Lituma had stiffened. He could feel that the lieutenant was also tense, panting, as if they were hearing the rumble that comes from the bowels of the earth just before a tremor.
“I want to drink something hot, that coffee if there’s nothing else,” said the girl, once again changing her tone. Now she was talking without dramatics, as if chatting with her friends. “I think I’m cold!”
“That’s because it is cold,” blurted out the lieutenant. He repeated himself twice, nodding his head and making other superfluous gestures. “It is cold, it certainly is.”

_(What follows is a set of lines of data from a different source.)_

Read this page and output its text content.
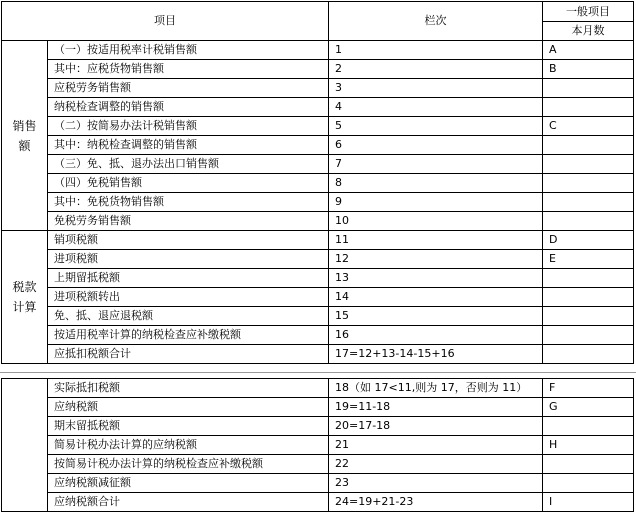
项目		栏次	一般项目
			本月数
销售
额	（一）按适用税率计税销售额	1	A
	其中：应税货物销售额	2	B
	应税劳务销售额	3	
	纳税检查调整的销售额	4	
	（二）按简易办法计税销售额	5	C
	其中：纳税检查调整的销售额	6	
	（三）免、抵、退办法出口销售额	7	
	（四）免税销售额	8	
	其中：免税货物销售额	9	
	免税劳务销售额	10	
税款
计算	销项税额	11	D
	进项税额	12	E
	上期留抵税额	13	
	进项税额转出	14	
	免、抵、退应退税额	15	
	按适用税率计算的纳税检查应补缴税额	16	
	应抵扣税额合计	17=12+13-14-15+16	
	实际抵扣税额	18（如 17<11,则为 17，否则为 11）	F
	应纳税额	19=11-18	G
	期末留抵税额	20=17-18	
	简易计税办法计算的应纳税额	21	H
	按简易计税办法计算的纳税检查应补缴税额	22	
	应纳税额减征额	23	
	应纳税额合计	24=19+21-23	I
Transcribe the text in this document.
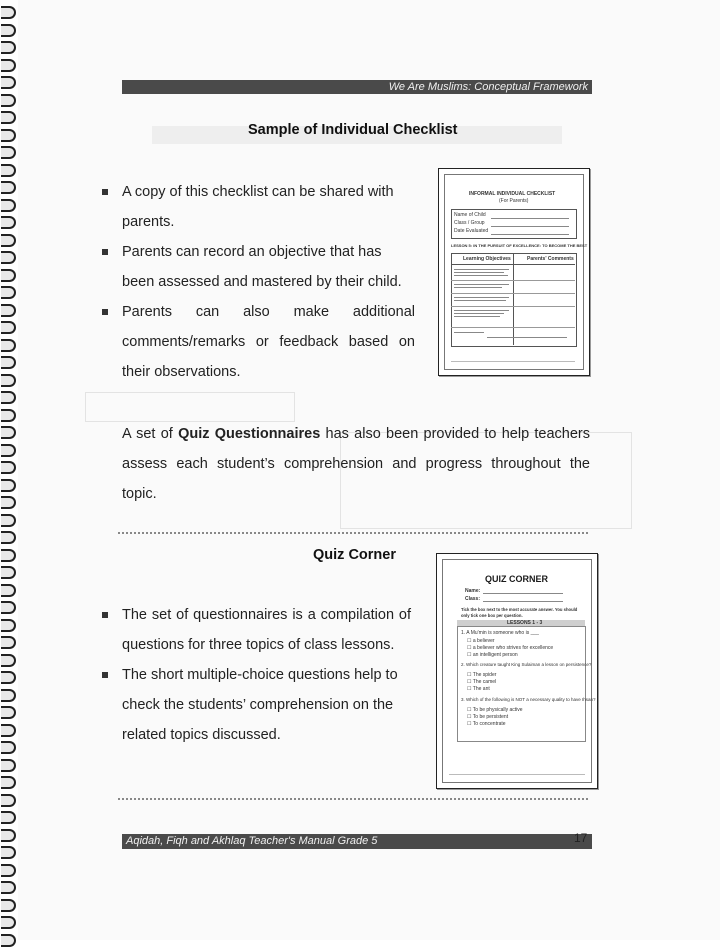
We Are Muslims: Conceptual Framework
Sample of Individual Checklist
A copy of this checklist can be shared with parents.
Parents can record an objective that has been assessed and mastered by their child.
Parents can also make additional comments/remarks or feedback based on their observations.
A set of Quiz Questionnaires has also been provided to help teachers assess each student’s comprehension and progress throughout the topic.
INFORMAL INDIVIDUAL CHECKLIST
(For Parents)
Name of Child
Class / Group
Date Evaluated
LESSON 5: IN THE PURSUIT OF EXCELLENCE: TO BECOME THE BEST
Learning Objectives	Parents' Comments
Quiz Corner
The set of questionnaires is a compilation of questions for three topics of class lessons.
The short multiple-choice questions help to check the students’ comprehension on the related topics discussed.
QUIZ CORNER
Name:
Class:
Tick the box next to the most accurate answer. You should only tick one box per question.
LESSONS 1 - 3
1. A Mu'min is someone who is ___
☐ a believer
☐ a believer who strives for excellence
☐ an intelligent person
2. Which creature taught King Sulaiman a lesson on persistence?
☐ The spider
☐ The camel
☐ The ant
3. Which of the following is NOT a necessary quality to have Ihsan?
☐ To be physically active
☐ To be persistent
☐ To concentrate
Aqidah, Fiqh and Akhlaq Teacher's Manual Grade 5	17
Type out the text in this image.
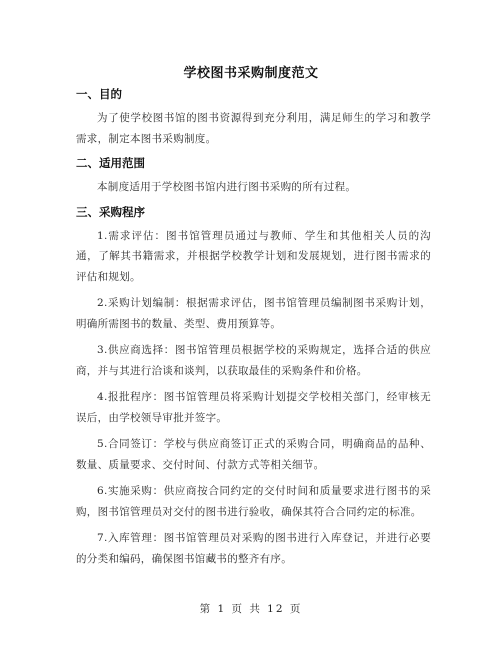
学校图书采购制度范文
一、目的

为了使学校图书馆的图书资源得到充分利用，满足师生的学习和教学需求，制定本图书采购制度。

二、适用范围

本制度适用于学校图书馆内进行图书采购的所有过程。

三、采购程序

1.需求评估：图书馆管理员通过与教师、学生和其他相关人员的沟通，了解其书籍需求，并根据学校教学计划和发展规划，进行图书需求的评估和规划。

2.采购计划编制：根据需求评估，图书馆管理员编制图书采购计划，明确所需图书的数量、类型、费用预算等。

3.供应商选择：图书馆管理员根据学校的采购规定，选择合适的供应商，并与其进行洽谈和谈判，以获取最佳的采购条件和价格。

4.报批程序：图书馆管理员将采购计划提交学校相关部门，经审核无误后，由学校领导审批并签字。

5.合同签订：学校与供应商签订正式的采购合同，明确商品的品种、数量、质量要求、交付时间、付款方式等相关细节。

6.实施采购：供应商按合同约定的交付时间和质量要求进行图书的采购，图书馆管理员对交付的图书进行验收，确保其符合合同约定的标准。

7.入库管理：图书馆管理员对采购的图书进行入库登记，并进行必要的分类和编码，确保图书馆藏书的整齐有序。

第 1 页 共 12 页
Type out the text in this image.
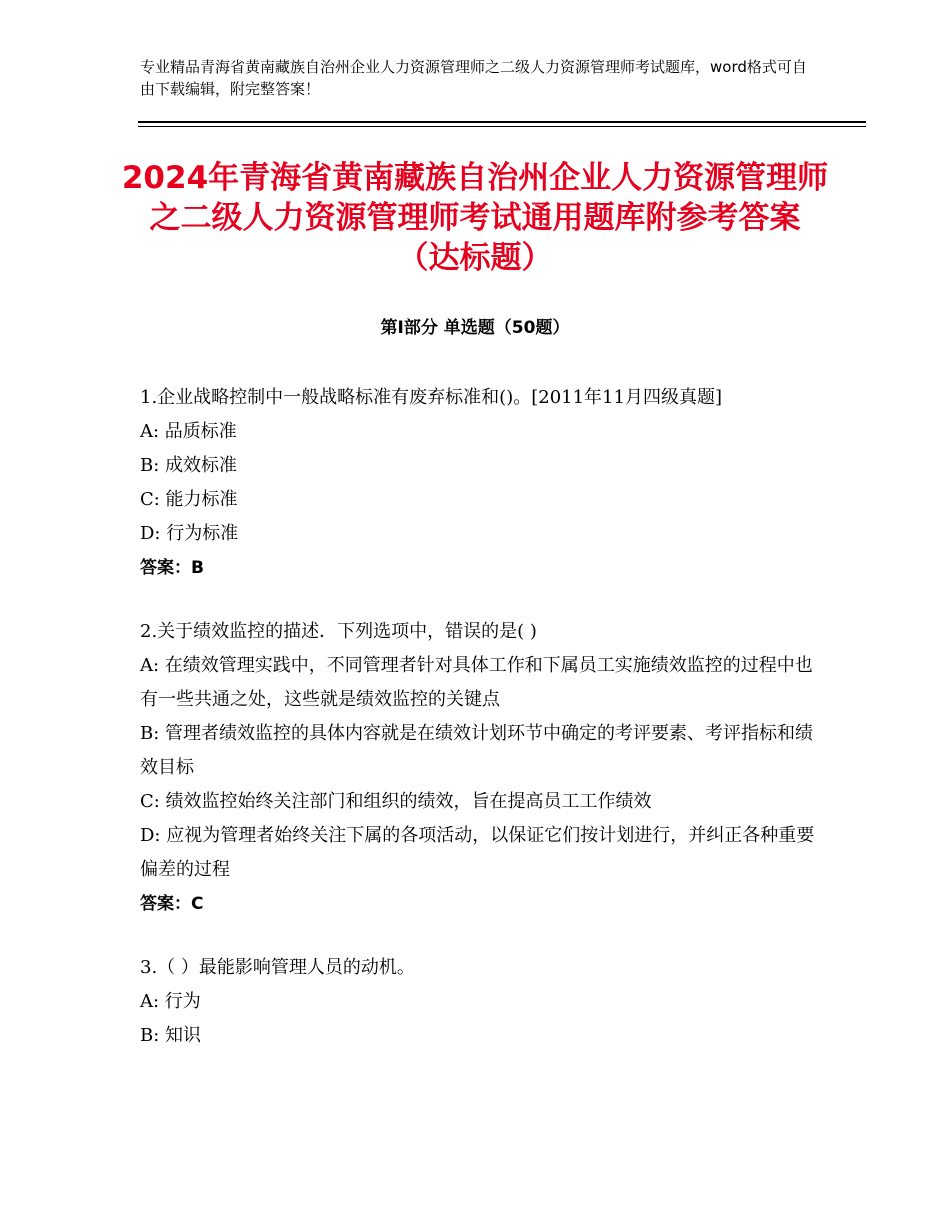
专业精品青海省黄南藏族自治州企业人力资源管理师之二级人力资源管理师考试题库，word格式可自由下载编辑，附完整答案！
2024年青海省黄南藏族自治州企业人力资源管理师之二级人力资源管理师考试通用题库附参考答案（达标题）
第Ⅰ部分 单选题（50题）

1.企业战略控制中一般战略标准有废弃标准和()。[2011年11月四级真题]

A: 品质标准

B: 成效标准

C: 能力标准

D: 行为标准

答案：B

2.关于绩效监控的描述．下列选项中，错误的是( )

A: 在绩效管理实践中，不同管理者针对具体工作和下属员工实施绩效监控的过程中也有一些共通之处，这些就是绩效监控的关键点

B: 管理者绩效监控的具体内容就是在绩效计划环节中确定的考评要素、考评指标和绩效目标

C: 绩效监控始终关注部门和组织的绩效，旨在提高员工工作绩效

D: 应视为管理者始终关注下属的各项活动，以保证它们按计划进行，并纠正各种重要偏差的过程

答案：C

3.（ ）最能影响管理人员的动机。

A: 行为

B: 知识
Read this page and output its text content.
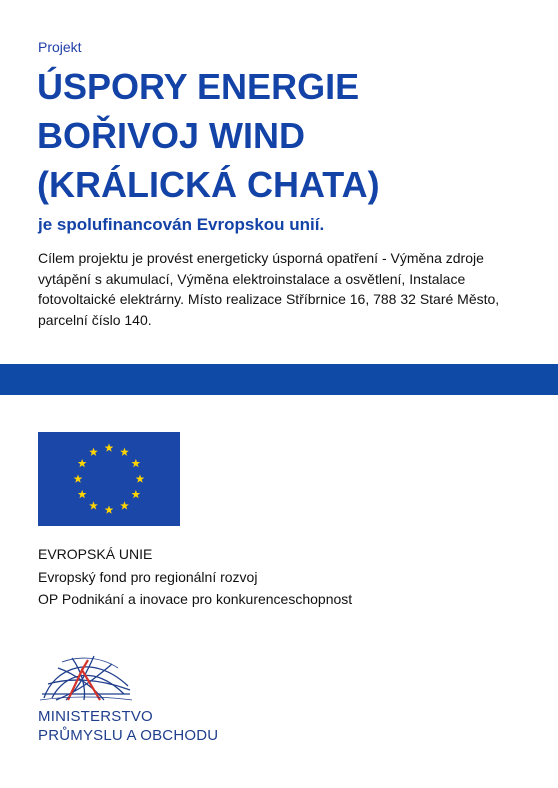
Projekt
ÚSPORY ENERGIE
BOŘIVOJ WIND
(KRÁLICKÁ CHATA)
je spolufinancován Evropskou unií.
Cílem projektu je provést energeticky úsporná opatření - Výměna zdroje vytápění s akumulací, Výměna elektroinstalace a osvětlení, Instalace fotovoltaické elektrárny. Místo realizace Stříbrnice 16, 788 32 Staré Město, parcelní číslo 140.
EVROPSKÁ UNIE
Evropský fond pro regionální rozvoj
OP Podnikání a inovace pro konkurenceschopnost
MINISTERSTVO
PRŮMYSLU A OBCHODU
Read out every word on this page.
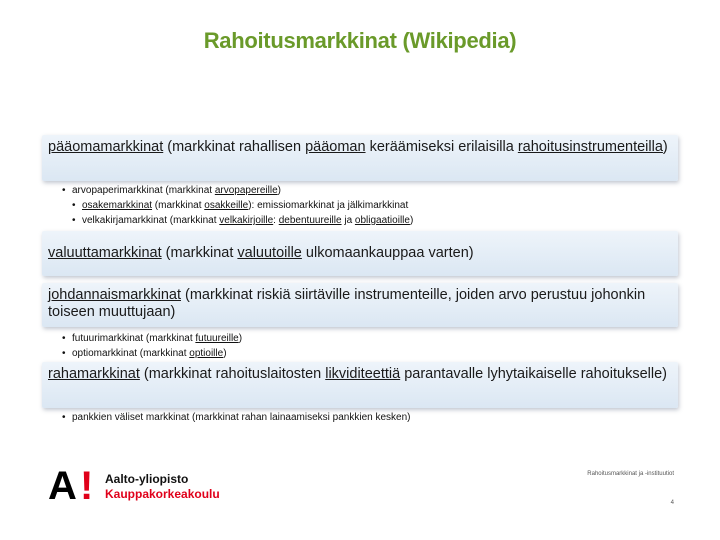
Rahoitusmarkkinat (Wikipedia)
pääomamarkkinat (markkinat rahallisen pääoman keräämiseksi erilaisilla rahoitusinstrumenteilla)
• arvopaperimarkkinat (markkinat arvopapereille)
• osakemarkkinat (markkinat osakkeille): emissiomarkkinat ja jälkimarkkinat
• velkakirjamarkkinat (markkinat velkakirjoille: debentuureille ja obligaatioille)
valuuttamarkkinat (markkinat valuutoille ulkomaankauppaa varten)
johdannaismarkkinat (markkinat riskiä siirtäville instrumenteille, joiden arvo perustuu johonkin toiseen muuttujaan)
• futuurimarkkinat (markkinat futuureille)
• optiomarkkinat (markkinat optioille)
rahamarkkinat (markkinat rahoituslaitosten likviditeettiä parantavalle lyhytaikaiselle rahoitukselle)
• pankkien väliset markkinat (markkinat rahan lainaamiseksi pankkien kesken)
A ! Aalto-yliopisto
Kauppakorkeakoulu
Rahoitusmarkkinat ja -instituutiot
4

He hesitated awhile, finally stood up and walked to the stove, Lituma noticed how awkward and slow he was; he moved as if he were drunk. Now it was he who was taken by surprise, jolted by what he’d just heard. Lituma pulled himself together and began to think again about what had bothered him most: what was all this about love being disgusting and then she’d fallen in love with Palomino Molero? What kind of nutty idea was that? Falling in love was disgusting but loving someone wasn’t? Lituma, too, felt cold. How great it would be to have a nice hot cup of coffee, like the one the lieutenant was making for the girl. Through the cone of greenish light that fell from the lamp, Lituma could see how slowly the lieutenant was pouring out the water, how slowly he stirred in the instant coffee and the sugar. It was as if he weren’t sure that his fingers would do his bidding. In silence he walked toward the girl, holding the cup with two hands, and then handed it to her. Alicia Mindreau instantly raised it to her lips and drank, turning her face upward. Lituma saw her eyes in the fragile, shimmering light: dry, black, hard, and adult, set in the delicate face of a child.